Les dialogues européens de Václav Havel à l’ombre de la crise en Ukraine
La Bibliothèque Václav Havel organisait, vendredi et samedi derniers, deux jours de débats intitulés « Les dialogues européens de Václav Havel ». Il s’agissait de la première conférence d’un cycle qui se poursuivra à Berlin, Bruges, Sarajevo et peut-être même à Kiev un jour. Sujet incontournable actuellement, la situation en Ukraine a été en effet le dénominateur commun de chacune des interventions sur l’avenir de l’Europe entendues à Prague.
« Il y a des crises qui divisent et des crises qui unissent. En règle générale, les crises géopolitiques et de politique extérieure ont un effet unificateur et permettent de créer une alliance interne. En revanche, pour ce qui est de la crise économique, celle-ci se manifeste en Grèce, mais ne se fait pratiquement pas ressentir en Allemagne. C’est pourquoi il est beaucoup plus difficile d’y répondre, car elle ne touche que certains pays de l’Union. »

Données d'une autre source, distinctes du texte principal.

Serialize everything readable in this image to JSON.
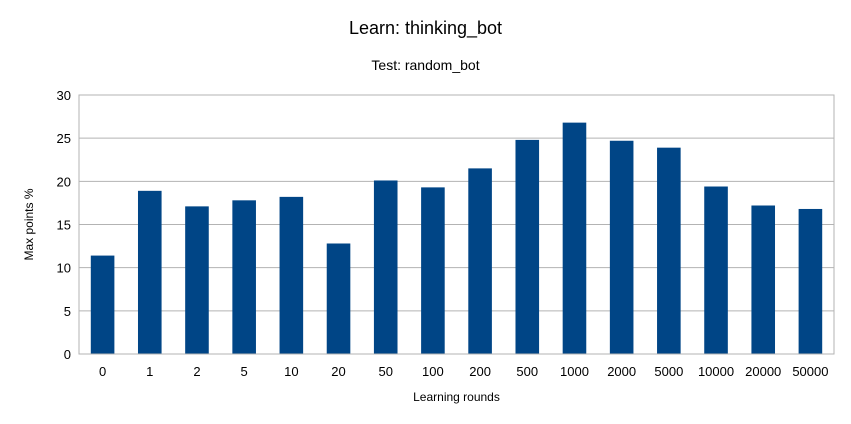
{
  "chart_data": {
    "type": "bar",
    "title": "Learn: thinking_bot",
    "subtitle": "Test: random_bot",
    "xlabel": "Learning rounds",
    "ylabel": "Max points %",
    "ylim": [
      0,
      30
    ],
    "yticks": [
      0,
      5,
      10,
      15,
      20,
      25,
      30
    ],
    "grid": true,
    "legend": "none",
    "bar_color": "#004586",
    "categories": [
      "0",
      "1",
      "2",
      "5",
      "10",
      "20",
      "50",
      "100",
      "200",
      "500",
      "1000",
      "2000",
      "5000",
      "10000",
      "20000",
      "50000"
    ],
    "values": [
      11.4,
      18.9,
      17.1,
      17.8,
      18.2,
      12.8,
      20.1,
      19.3,
      21.5,
      24.8,
      26.8,
      24.7,
      23.9,
      19.4,
      17.2,
      16.8
    ]
  }
}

Par ailleurs, Ivan Krastev estime que, plus qu’un effet transformateur, cette crise économique a d’abord eu un effet révélateur:
« On prétend en Europe que la crise économique a tout changé. A mon sens, elle nous a surtout permis de voir ce qu’il y avait déjà. Les éléments constituants de l’intégration européenne ne sont plus là pour encourager l’adhésion à ce projet, comme cela s’est produit pour la mémoire partagée de la Seconde Guerre mondiale ou la menace des chars soviétiques à la frontière. Au contraire, pour la nouvelle génération, un certain nombre de facteurs, comme la paix ou la prospérité, sont considérés comme des acquis. Les éléments unificateurs ne peuvent pas être facilement compensés et si certains croient pouvoir les compenser en fondant une narration ou un rêve commun à l’Europe, je leur rétorque que rêver ensemble est difficile. »

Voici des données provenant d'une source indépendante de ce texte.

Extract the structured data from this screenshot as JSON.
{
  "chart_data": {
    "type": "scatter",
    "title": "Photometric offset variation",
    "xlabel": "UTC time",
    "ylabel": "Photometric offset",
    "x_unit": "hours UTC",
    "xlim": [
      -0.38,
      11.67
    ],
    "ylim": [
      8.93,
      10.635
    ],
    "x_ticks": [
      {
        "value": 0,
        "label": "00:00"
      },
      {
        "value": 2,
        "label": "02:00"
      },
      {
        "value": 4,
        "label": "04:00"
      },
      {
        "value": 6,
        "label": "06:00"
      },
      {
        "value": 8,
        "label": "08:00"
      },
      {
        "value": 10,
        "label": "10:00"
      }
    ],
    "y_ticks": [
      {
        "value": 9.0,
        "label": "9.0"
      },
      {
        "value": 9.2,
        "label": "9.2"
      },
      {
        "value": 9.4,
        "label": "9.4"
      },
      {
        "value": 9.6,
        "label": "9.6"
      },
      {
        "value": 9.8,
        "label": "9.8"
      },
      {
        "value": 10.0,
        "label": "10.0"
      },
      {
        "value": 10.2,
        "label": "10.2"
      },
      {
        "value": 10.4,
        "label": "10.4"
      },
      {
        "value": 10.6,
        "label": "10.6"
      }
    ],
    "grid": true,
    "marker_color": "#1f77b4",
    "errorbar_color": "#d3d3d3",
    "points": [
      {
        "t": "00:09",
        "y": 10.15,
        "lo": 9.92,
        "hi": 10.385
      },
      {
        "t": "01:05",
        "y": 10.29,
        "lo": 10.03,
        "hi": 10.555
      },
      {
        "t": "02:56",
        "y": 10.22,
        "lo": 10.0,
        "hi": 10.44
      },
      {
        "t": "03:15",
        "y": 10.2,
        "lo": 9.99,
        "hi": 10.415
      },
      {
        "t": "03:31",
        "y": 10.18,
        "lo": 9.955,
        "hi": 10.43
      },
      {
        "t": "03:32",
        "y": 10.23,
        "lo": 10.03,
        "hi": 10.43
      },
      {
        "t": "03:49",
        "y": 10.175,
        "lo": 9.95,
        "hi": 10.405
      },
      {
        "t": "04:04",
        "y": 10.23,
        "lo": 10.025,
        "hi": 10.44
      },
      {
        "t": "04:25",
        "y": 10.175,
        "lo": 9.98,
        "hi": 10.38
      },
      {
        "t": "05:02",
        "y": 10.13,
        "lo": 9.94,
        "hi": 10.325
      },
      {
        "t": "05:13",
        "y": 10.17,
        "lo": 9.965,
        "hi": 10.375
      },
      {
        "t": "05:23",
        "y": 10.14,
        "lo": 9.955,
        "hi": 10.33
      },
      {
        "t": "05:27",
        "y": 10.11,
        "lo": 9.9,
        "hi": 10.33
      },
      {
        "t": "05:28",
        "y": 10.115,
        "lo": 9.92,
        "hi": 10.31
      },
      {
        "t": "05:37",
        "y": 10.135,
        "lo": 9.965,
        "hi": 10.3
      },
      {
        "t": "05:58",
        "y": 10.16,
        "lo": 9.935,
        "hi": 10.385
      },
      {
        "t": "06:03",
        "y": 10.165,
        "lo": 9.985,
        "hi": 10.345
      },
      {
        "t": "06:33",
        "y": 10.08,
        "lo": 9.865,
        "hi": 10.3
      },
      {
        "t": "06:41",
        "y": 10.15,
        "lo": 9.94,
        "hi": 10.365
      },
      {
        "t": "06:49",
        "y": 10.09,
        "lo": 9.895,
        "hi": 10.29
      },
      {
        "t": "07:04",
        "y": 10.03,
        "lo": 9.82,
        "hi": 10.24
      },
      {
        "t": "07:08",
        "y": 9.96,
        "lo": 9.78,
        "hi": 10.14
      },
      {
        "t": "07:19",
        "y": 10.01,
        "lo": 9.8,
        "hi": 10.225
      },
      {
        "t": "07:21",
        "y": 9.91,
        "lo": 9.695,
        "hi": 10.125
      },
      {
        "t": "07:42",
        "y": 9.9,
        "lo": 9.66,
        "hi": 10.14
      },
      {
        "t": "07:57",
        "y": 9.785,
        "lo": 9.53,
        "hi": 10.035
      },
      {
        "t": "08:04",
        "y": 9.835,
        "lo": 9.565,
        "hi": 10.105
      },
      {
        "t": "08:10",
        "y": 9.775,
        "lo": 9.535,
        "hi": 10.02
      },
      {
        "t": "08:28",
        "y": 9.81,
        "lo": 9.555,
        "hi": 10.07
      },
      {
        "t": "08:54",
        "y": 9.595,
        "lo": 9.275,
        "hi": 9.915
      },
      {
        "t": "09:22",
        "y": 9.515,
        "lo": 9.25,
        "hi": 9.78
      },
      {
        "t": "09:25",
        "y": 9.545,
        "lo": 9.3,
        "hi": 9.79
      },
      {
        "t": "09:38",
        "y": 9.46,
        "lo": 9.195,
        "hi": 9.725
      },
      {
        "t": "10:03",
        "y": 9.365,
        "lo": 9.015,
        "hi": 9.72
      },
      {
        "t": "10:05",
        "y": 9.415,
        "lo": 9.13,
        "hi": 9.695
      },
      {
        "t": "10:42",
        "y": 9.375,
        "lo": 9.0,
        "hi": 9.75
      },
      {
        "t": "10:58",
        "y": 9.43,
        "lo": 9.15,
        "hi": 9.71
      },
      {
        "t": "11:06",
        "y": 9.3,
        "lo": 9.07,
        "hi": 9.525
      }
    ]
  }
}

La paix est statique : il s’agit d’un état qui est ou qui n’est pas. Il est donc plus compliqué de la désigner comme une finalité si elle est déjà présente. Dans ce sens, les événements en Ukraine peuvent servir de miroir à l’attraction exercée par le projet européen. Pour Ivan Krastev, cette crise géopolitique nous apprend beaucoup également sur la définition de la politique étrangère européenne :« Dans la politique étrangère, il y a trois types de direction. Dans la politique de l’élargissement, c’est la Commission européenne qui occupe le devant de la scène, car c’est là où se situent la légitimité décisionnelle, les fonds de préadhésion et bien d’autres choses encore. Quand il s’agit de négocier avec l’Iran, ce n’est pas la Commission qui décide, mais les trois plus grands Etats : la Grande-Bretagne, la France et l’Allemagne. Enfin, la situation en Ukraine montre qu’il existe encore un troisième modèle de leadership : par le pays le plus concerné. C’est pour cette raison que la Pologne, qui a des intérêts vitaux dans l’affaire, s’implique tellement dans la résolution de la situation en Ukraine. Ici, la capacité la plus importante est de former des coalitions à l’échelle européenne. »

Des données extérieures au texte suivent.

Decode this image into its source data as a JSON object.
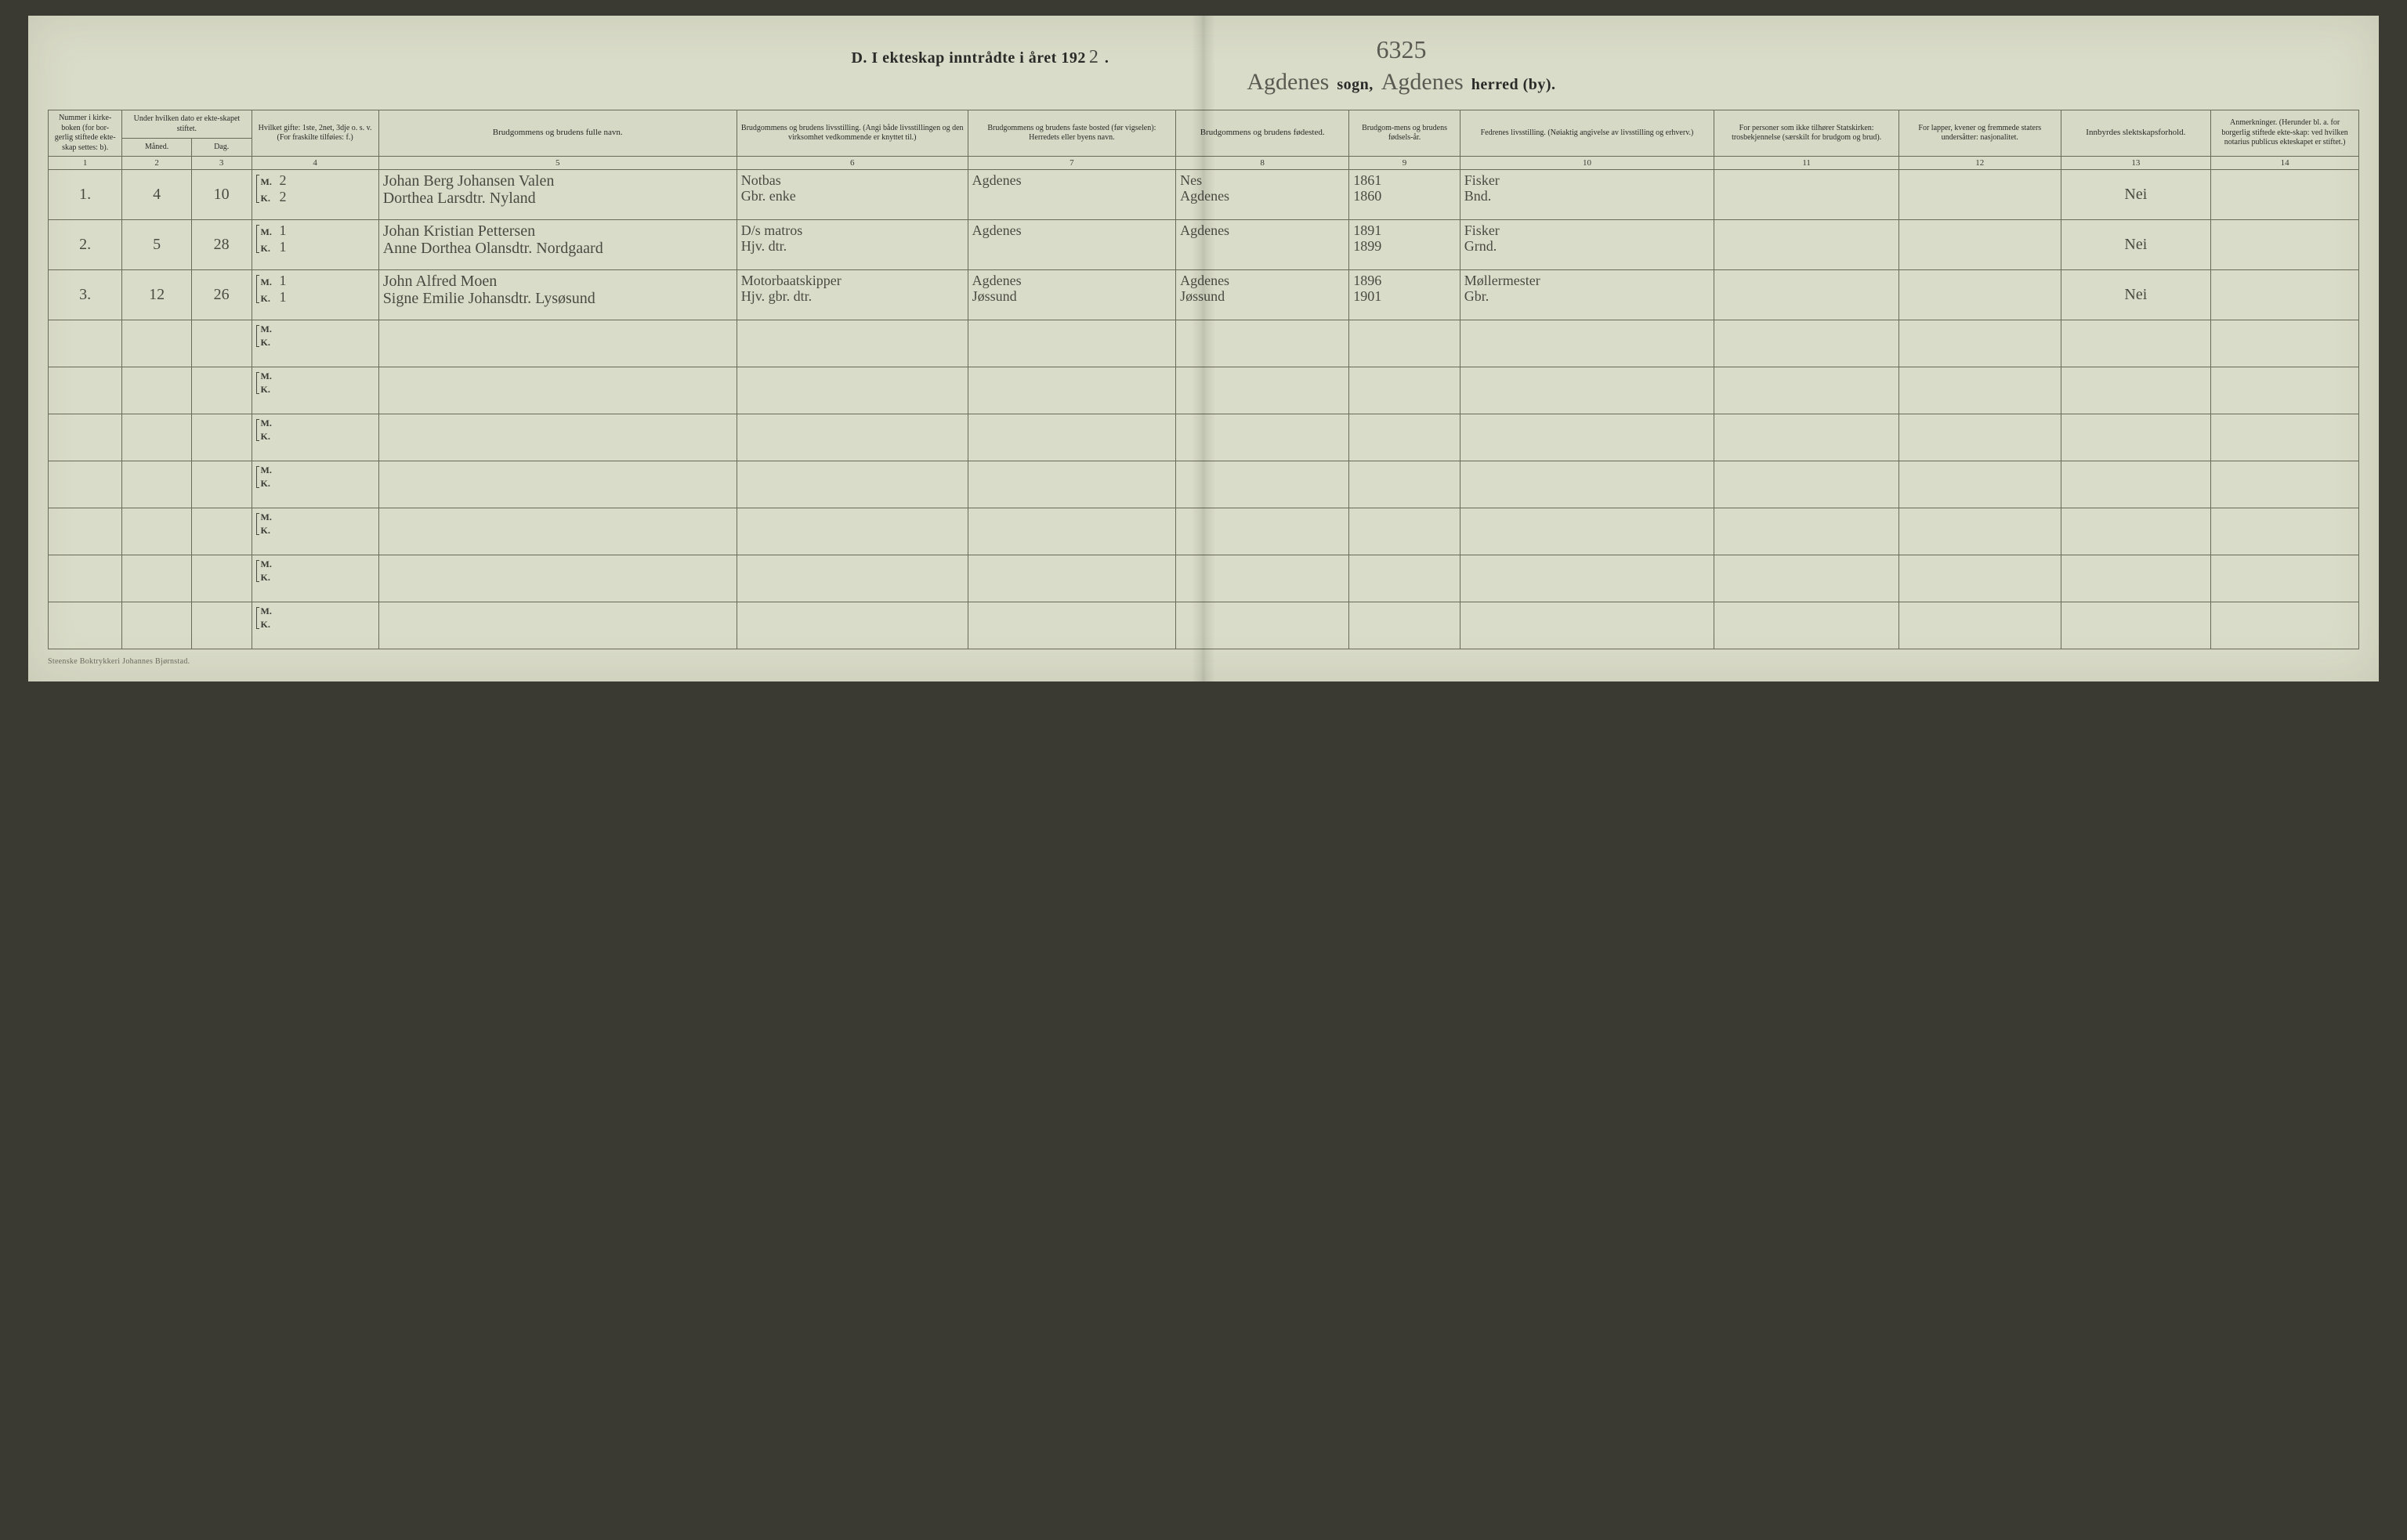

Outre Ivan Krastev, plus d’une vingtaine d’intervenants de référence ont présenté leur analyse lors de la conférence des Dialogues de Václav Havel. Néanmoins, si en vertu de l’essai de Václav Havel « La force des sans-pouvoir », les organisateurs entendaient s’adresser surtout au grand public, ils ont probablement raté leur cible. L’expertise pointue de sujets spécialisés et le choix de l’anglais comme langue du travail (malgré une traduction simultanée en tchèque) n’étaient assurément pas accessibles à tous. Mais l’apport de la conférence, qui sera prochainement disponible en ligne, résidait avant tout dans sa capacité à offrir un certain regard sur les débats intellectuels les plus actuels sur l’Europe d’aujourd’hui.